In fact ancient cultures, including those of the Romans and Hindus, celebrate New Year’s Day on or around April 1. It closely follows the vernal equinox (which is in the last days of March). In the Middle Ages, up until the late 18th century, New Year’s Day was celebrated on March 25 (Feast of the Annunciation) in most European towns. In some areas of France, New Year’s was a week-long holiday ending on April 1.

A study in the 1950s, by folklorists Lona and Peter Opie, found that in the UK and those countries whose traditions derived from there, the joking ceased at midday.

In 1582, Pope Gregory XIII ordered a new calendar (the Gregorian calendar) to replace the old Julian calendar. The new calendar called for New Year’s Day to be celebrated January 1. That year, France adopted the reformed calendar and shifted New Year’s Day to January 1; legend has it that many people either refused to accept the new date, or did not learn about it, and continued to celebrate New Year’s Day on April 1. Other people began to make fun of these traditionalists, sending them on “fool’s errands” or trying to trick them into believing something false. Eventually, the practice spread throughout Europe and later on throughout the whole world.

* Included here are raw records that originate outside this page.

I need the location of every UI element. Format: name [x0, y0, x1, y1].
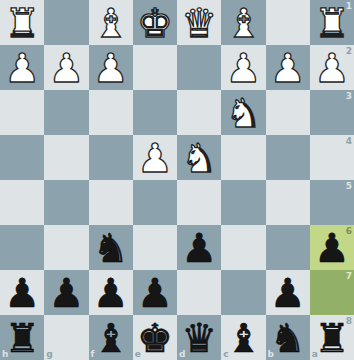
square-g1[interactable] — [44, 0, 88, 45]
square-a5[interactable]: 5 — [310, 180, 354, 225]
square-a2[interactable]: 2♟ — [310, 45, 354, 90]
black-knight-piece[interactable]: ♞ — [266, 315, 310, 360]
square-c4[interactable] — [221, 135, 265, 180]
square-f8[interactable]: f♝ — [89, 315, 133, 360]
white-rook-piece[interactable]: ♜ — [0, 0, 44, 45]
rank-label-4: 4 — [346, 137, 352, 146]
square-c8[interactable]: c♝ — [221, 315, 265, 360]
square-e1[interactable]: ♚ — [133, 0, 177, 45]
square-d7[interactable] — [177, 270, 221, 315]
square-h1[interactable]: ♜ — [0, 0, 44, 45]
square-b3[interactable] — [266, 90, 310, 135]
white-pawn-piece[interactable]: ♟ — [44, 45, 88, 90]
square-b1[interactable] — [266, 0, 310, 45]
black-pawn-piece[interactable]: ♟ — [44, 270, 88, 315]
square-a6[interactable]: 6♟ — [310, 225, 354, 270]
square-f7[interactable]: ♟ — [89, 270, 133, 315]
black-queen-piece[interactable]: ♛ — [177, 315, 221, 360]
black-pawn-piece[interactable]: ♟ — [0, 270, 44, 315]
square-e4[interactable]: ♟ — [133, 135, 177, 180]
black-king-piece[interactable]: ♚ — [133, 315, 177, 360]
square-g2[interactable]: ♟ — [44, 45, 88, 90]
square-g5[interactable] — [44, 180, 88, 225]
white-queen-piece[interactable]: ♛ — [177, 0, 221, 45]
white-bishop-piece[interactable]: ♝ — [221, 0, 265, 45]
white-bishop-piece[interactable]: ♝ — [89, 0, 133, 45]
black-rook-piece[interactable]: ♜ — [310, 315, 354, 360]
square-b7[interactable]: ♟ — [266, 270, 310, 315]
rank-label-5: 5 — [346, 182, 352, 191]
white-pawn-piece[interactable]: ♟ — [310, 45, 354, 90]
square-a7[interactable]: 7 — [310, 270, 354, 315]
square-b8[interactable]: b♞ — [266, 315, 310, 360]
square-c3[interactable]: ♞ — [221, 90, 265, 135]
square-e7[interactable]: ♟ — [133, 270, 177, 315]
square-h5[interactable] — [0, 180, 44, 225]
square-f2[interactable]: ♟ — [89, 45, 133, 90]
black-bishop-piece[interactable]: ♝ — [221, 315, 265, 360]
white-pawn-piece[interactable]: ♟ — [221, 45, 265, 90]
square-g6[interactable] — [44, 225, 88, 270]
white-knight-piece[interactable]: ♞ — [221, 90, 265, 135]
square-g4[interactable] — [44, 135, 88, 180]
white-pawn-piece[interactable]: ♟ — [133, 135, 177, 180]
square-b5[interactable] — [266, 180, 310, 225]
black-pawn-piece[interactable]: ♟ — [310, 225, 354, 270]
square-d3[interactable] — [177, 90, 221, 135]
square-h6[interactable] — [0, 225, 44, 270]
square-a3[interactable]: 3 — [310, 90, 354, 135]
square-d4[interactable]: ♞ — [177, 135, 221, 180]
white-pawn-piece[interactable]: ♟ — [266, 45, 310, 90]
square-f5[interactable] — [89, 180, 133, 225]
square-c1[interactable]: ♝ — [221, 0, 265, 45]
black-pawn-piece[interactable]: ♟ — [133, 270, 177, 315]
file-label-g: g — [46, 350, 52, 359]
square-c6[interactable] — [221, 225, 265, 270]
square-b6[interactable] — [266, 225, 310, 270]
square-e2[interactable] — [133, 45, 177, 90]
white-rook-piece[interactable]: ♜ — [310, 0, 354, 45]
chess-board: ♜♝♚♛♝1♜♟♟♟♟♟2♟♞3♟♞45♞♟6♟♟♟♟♟♟7h♜gf♝e♚d♛c… — [0, 0, 354, 360]
black-pawn-piece[interactable]: ♟ — [266, 270, 310, 315]
square-f3[interactable] — [89, 90, 133, 135]
square-c2[interactable]: ♟ — [221, 45, 265, 90]
square-a4[interactable]: 4 — [310, 135, 354, 180]
square-d8[interactable]: d♛ — [177, 315, 221, 360]
square-e5[interactable] — [133, 180, 177, 225]
square-h3[interactable] — [0, 90, 44, 135]
square-c7[interactable] — [221, 270, 265, 315]
square-h7[interactable]: ♟ — [0, 270, 44, 315]
white-pawn-piece[interactable]: ♟ — [89, 45, 133, 90]
white-king-piece[interactable]: ♚ — [133, 0, 177, 45]
square-e3[interactable] — [133, 90, 177, 135]
square-a8[interactable]: 8a♜ — [310, 315, 354, 360]
black-pawn-piece[interactable]: ♟ — [177, 225, 221, 270]
square-d1[interactable]: ♛ — [177, 0, 221, 45]
square-b4[interactable] — [266, 135, 310, 180]
square-h4[interactable] — [0, 135, 44, 180]
black-pawn-piece[interactable]: ♟ — [89, 270, 133, 315]
white-pawn-piece[interactable]: ♟ — [0, 45, 44, 90]
square-g7[interactable]: ♟ — [44, 270, 88, 315]
square-f1[interactable]: ♝ — [89, 0, 133, 45]
rank-label-7: 7 — [346, 272, 352, 281]
square-g3[interactable] — [44, 90, 88, 135]
square-e8[interactable]: e♚ — [133, 315, 177, 360]
square-f4[interactable] — [89, 135, 133, 180]
black-rook-piece[interactable]: ♜ — [0, 315, 44, 360]
square-h8[interactable]: h♜ — [0, 315, 44, 360]
black-bishop-piece[interactable]: ♝ — [89, 315, 133, 360]
square-d6[interactable]: ♟ — [177, 225, 221, 270]
square-c5[interactable] — [221, 180, 265, 225]
square-f6[interactable]: ♞ — [89, 225, 133, 270]
white-knight-piece[interactable]: ♞ — [177, 135, 221, 180]
square-d2[interactable] — [177, 45, 221, 90]
square-h2[interactable]: ♟ — [0, 45, 44, 90]
square-a1[interactable]: 1♜ — [310, 0, 354, 45]
black-knight-piece[interactable]: ♞ — [89, 225, 133, 270]
square-g8[interactable]: g — [44, 315, 88, 360]
square-d5[interactable] — [177, 180, 221, 225]
square-b2[interactable]: ♟ — [266, 45, 310, 90]
rank-label-3: 3 — [346, 92, 352, 101]
square-e6[interactable] — [133, 225, 177, 270]
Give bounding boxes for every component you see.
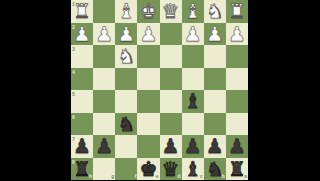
square-f3[interactable]: ♞: [115, 45, 137, 68]
piece-black-pawn[interactable]: ♟: [204, 135, 226, 158]
square-h2[interactable]: ♟2: [71, 23, 93, 46]
square-h3[interactable]: 3: [71, 45, 93, 68]
square-g3[interactable]: [93, 45, 115, 68]
square-g5[interactable]: [93, 90, 115, 113]
square-d7[interactable]: ♟: [160, 135, 182, 158]
square-b8[interactable]: ♞b: [204, 158, 226, 181]
square-c7[interactable]: ♟: [182, 135, 204, 158]
square-a2[interactable]: ♟: [226, 23, 248, 46]
square-f6[interactable]: ♞: [115, 113, 137, 136]
square-h7[interactable]: ♟7: [71, 135, 93, 158]
piece-white-pawn[interactable]: ♟: [204, 23, 226, 46]
square-a8[interactable]: ♜a: [226, 158, 248, 181]
square-b3[interactable]: [204, 45, 226, 68]
square-h8[interactable]: ♜8h: [71, 158, 93, 181]
square-h6[interactable]: 6: [71, 113, 93, 136]
chessboard: ♜1♝♚♛♝♞♜♟2♟♟♟♟♟♟3♞45♝6♞♟7♟♟♟♟♟♜8hgf♚e♛d♝…: [71, 0, 248, 180]
square-e3[interactable]: [137, 45, 159, 68]
letterbox-right: [248, 0, 320, 180]
piece-white-queen[interactable]: ♛: [160, 0, 182, 23]
square-c1[interactable]: ♝: [182, 0, 204, 23]
piece-black-queen[interactable]: ♛: [160, 158, 182, 181]
square-b4[interactable]: [204, 68, 226, 91]
square-g6[interactable]: [93, 113, 115, 136]
square-g4[interactable]: [93, 68, 115, 91]
square-g7[interactable]: ♟: [93, 135, 115, 158]
square-c2[interactable]: ♟: [182, 23, 204, 46]
square-e8[interactable]: ♚e: [137, 158, 159, 181]
piece-white-pawn[interactable]: ♟: [182, 23, 204, 46]
piece-white-king[interactable]: ♚: [137, 0, 159, 23]
piece-black-pawn[interactable]: ♟: [226, 135, 248, 158]
square-f4[interactable]: [115, 68, 137, 91]
piece-white-pawn[interactable]: ♟: [93, 23, 115, 46]
letterbox-left: [0, 0, 71, 180]
square-d5[interactable]: [160, 90, 182, 113]
square-f8[interactable]: f: [115, 158, 137, 181]
piece-black-pawn[interactable]: ♟: [93, 135, 115, 158]
rank-label-4: 4: [72, 69, 75, 75]
square-g1[interactable]: [93, 0, 115, 23]
piece-white-pawn[interactable]: ♟: [226, 23, 248, 46]
square-h4[interactable]: 4: [71, 68, 93, 91]
square-c8[interactable]: ♝c: [182, 158, 204, 181]
piece-white-rook[interactable]: ♜: [71, 0, 93, 23]
piece-black-pawn[interactable]: ♟: [160, 135, 182, 158]
piece-white-pawn[interactable]: ♟: [115, 23, 137, 46]
square-a1[interactable]: ♜: [226, 0, 248, 23]
square-c5[interactable]: ♝: [182, 90, 204, 113]
square-d2[interactable]: [160, 23, 182, 46]
piece-black-pawn[interactable]: ♟: [182, 135, 204, 158]
square-d4[interactable]: [160, 68, 182, 91]
piece-black-rook[interactable]: ♜: [71, 158, 93, 181]
square-g8[interactable]: g: [93, 158, 115, 181]
square-a5[interactable]: [226, 90, 248, 113]
file-label-g: g: [111, 173, 114, 179]
square-g2[interactable]: ♟: [93, 23, 115, 46]
square-b1[interactable]: ♞: [204, 0, 226, 23]
square-h1[interactable]: ♜1: [71, 0, 93, 23]
square-b2[interactable]: ♟: [204, 23, 226, 46]
square-f7[interactable]: [115, 135, 137, 158]
square-d8[interactable]: ♛d: [160, 158, 182, 181]
piece-white-bishop[interactable]: ♝: [182, 0, 204, 23]
piece-black-king[interactable]: ♚: [137, 158, 159, 181]
square-a7[interactable]: ♟: [226, 135, 248, 158]
square-b7[interactable]: ♟: [204, 135, 226, 158]
piece-black-knight[interactable]: ♞: [204, 158, 226, 181]
square-f1[interactable]: ♝: [115, 0, 137, 23]
square-d6[interactable]: [160, 113, 182, 136]
square-c3[interactable]: [182, 45, 204, 68]
square-e6[interactable]: [137, 113, 159, 136]
square-f2[interactable]: ♟: [115, 23, 137, 46]
square-f5[interactable]: [115, 90, 137, 113]
square-c6[interactable]: [182, 113, 204, 136]
piece-black-rook[interactable]: ♜: [226, 158, 248, 181]
piece-black-knight[interactable]: ♞: [115, 113, 137, 136]
square-b6[interactable]: [204, 113, 226, 136]
rank-label-6: 6: [72, 114, 75, 120]
piece-white-rook[interactable]: ♜: [226, 0, 248, 23]
square-a4[interactable]: [226, 68, 248, 91]
square-e5[interactable]: [137, 90, 159, 113]
square-e4[interactable]: [137, 68, 159, 91]
piece-white-pawn[interactable]: ♟: [71, 23, 93, 46]
piece-white-pawn[interactable]: ♟: [137, 23, 159, 46]
rank-label-3: 3: [72, 46, 75, 52]
square-e2[interactable]: ♟: [137, 23, 159, 46]
piece-white-knight[interactable]: ♞: [204, 0, 226, 23]
piece-black-bishop[interactable]: ♝: [182, 90, 204, 113]
piece-white-bishop[interactable]: ♝: [115, 0, 137, 23]
square-b5[interactable]: [204, 90, 226, 113]
piece-black-pawn[interactable]: ♟: [71, 135, 93, 158]
square-a6[interactable]: [226, 113, 248, 136]
square-h5[interactable]: 5: [71, 90, 93, 113]
square-d3[interactable]: [160, 45, 182, 68]
file-label-f: f: [135, 173, 137, 179]
piece-black-bishop[interactable]: ♝: [182, 158, 204, 181]
square-e1[interactable]: ♚: [137, 0, 159, 23]
rank-label-5: 5: [72, 91, 75, 97]
square-a3[interactable]: [226, 45, 248, 68]
square-e7[interactable]: [137, 135, 159, 158]
square-c4[interactable]: [182, 68, 204, 91]
square-d1[interactable]: ♛: [160, 0, 182, 23]
piece-white-knight[interactable]: ♞: [115, 45, 137, 68]
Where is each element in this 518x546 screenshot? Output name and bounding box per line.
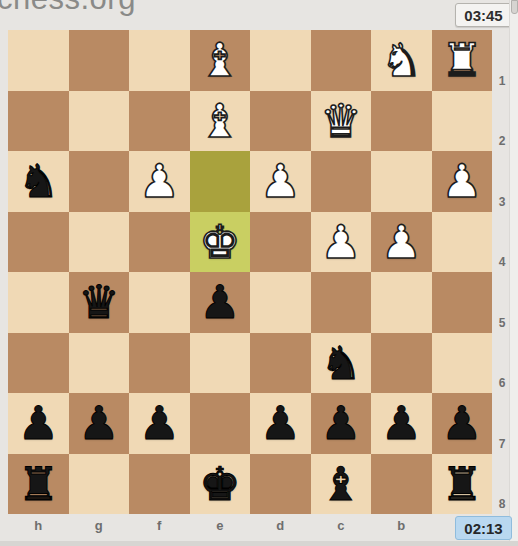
square-e6[interactable] bbox=[190, 333, 251, 394]
square-c6[interactable]: ♞ bbox=[311, 333, 372, 394]
square-f8[interactable] bbox=[129, 454, 190, 515]
square-f5[interactable] bbox=[129, 272, 190, 333]
square-h6[interactable] bbox=[8, 333, 69, 394]
square-d4[interactable] bbox=[250, 212, 311, 273]
piece-black-pawn[interactable]: ♟ bbox=[139, 400, 180, 446]
square-a3[interactable]: ♟ bbox=[432, 151, 493, 212]
square-g4[interactable] bbox=[69, 212, 130, 273]
file-label-c: c bbox=[311, 517, 372, 535]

There is of course the mythical explanation of the origins of April Fools’ Day which was provided by Joseph Boskin, a professor of history at Boston University. He explained that the practice began during the reign of Constantine, when a group of court jesters and fools told the Roman emperor that they could do a better job of running the empire. Constantine, amused, allowed a jester named Kugel to be king for one day. Kugel passed an edict calling for absurdity on that day, and the custom became an annual event.

Prof. Boskin explained that the men playing the role were not fool men at all there were wise ones. It was their role to put things (real political and social events) in perspective with humor.

April Fools’ Day is observed throughout the Western world. Practices include sending someone on a “fool’s errand,” looking for things that don’t exist; playing pranks; and trying to get people to believe ridiculous things.

In Italy, France and Belgium, children and adults traditionally tack paper fishes on each other’s back as a trick and shout “April fish!” in their local languages (pesce d’aprile!, poisson d’avril! and aprilvis! in Italian, French and Flemish, respectively). Such fish feature prominently on many late 19th to early 20th century French April Fools’ Day postcards.

In other of the world there are many prank days like: Iranians play jokes on each other on the 13th day of the Persian new year (Nowruz) (now means new and ruz means day), which falls on April 1 or April 2. This day, celebrated as far back as 536 BC, is called Sizdah Bedar and is the oldest prank-tradition in the world still alive today; this fact has led many to believe that April Fools’ Day has its origins in this tradition.

The April 1 tradition in France, and French-speaking Canada includes poisson d’avril (literally “April’s fish”), attempting to attach a paper fish to the victim’s back without being noticed. This is also widespread in other nations, such as Italy, where the term Pesce d’aprile (literally “April’s fish”) is also used to refer to any jokes done during the day. This custom also exists in certain areas of Belgium, including the province of Antwerp. The Flemish tradition is for children to lock out their parents or teachers, only letting them in if they promise to bring treats the same evening or the next day.

Since this festive day is anxiously awaited every year it is funny how kids are already looking forward to play pranks for next year. And they are still laughing about the things they did four days ago.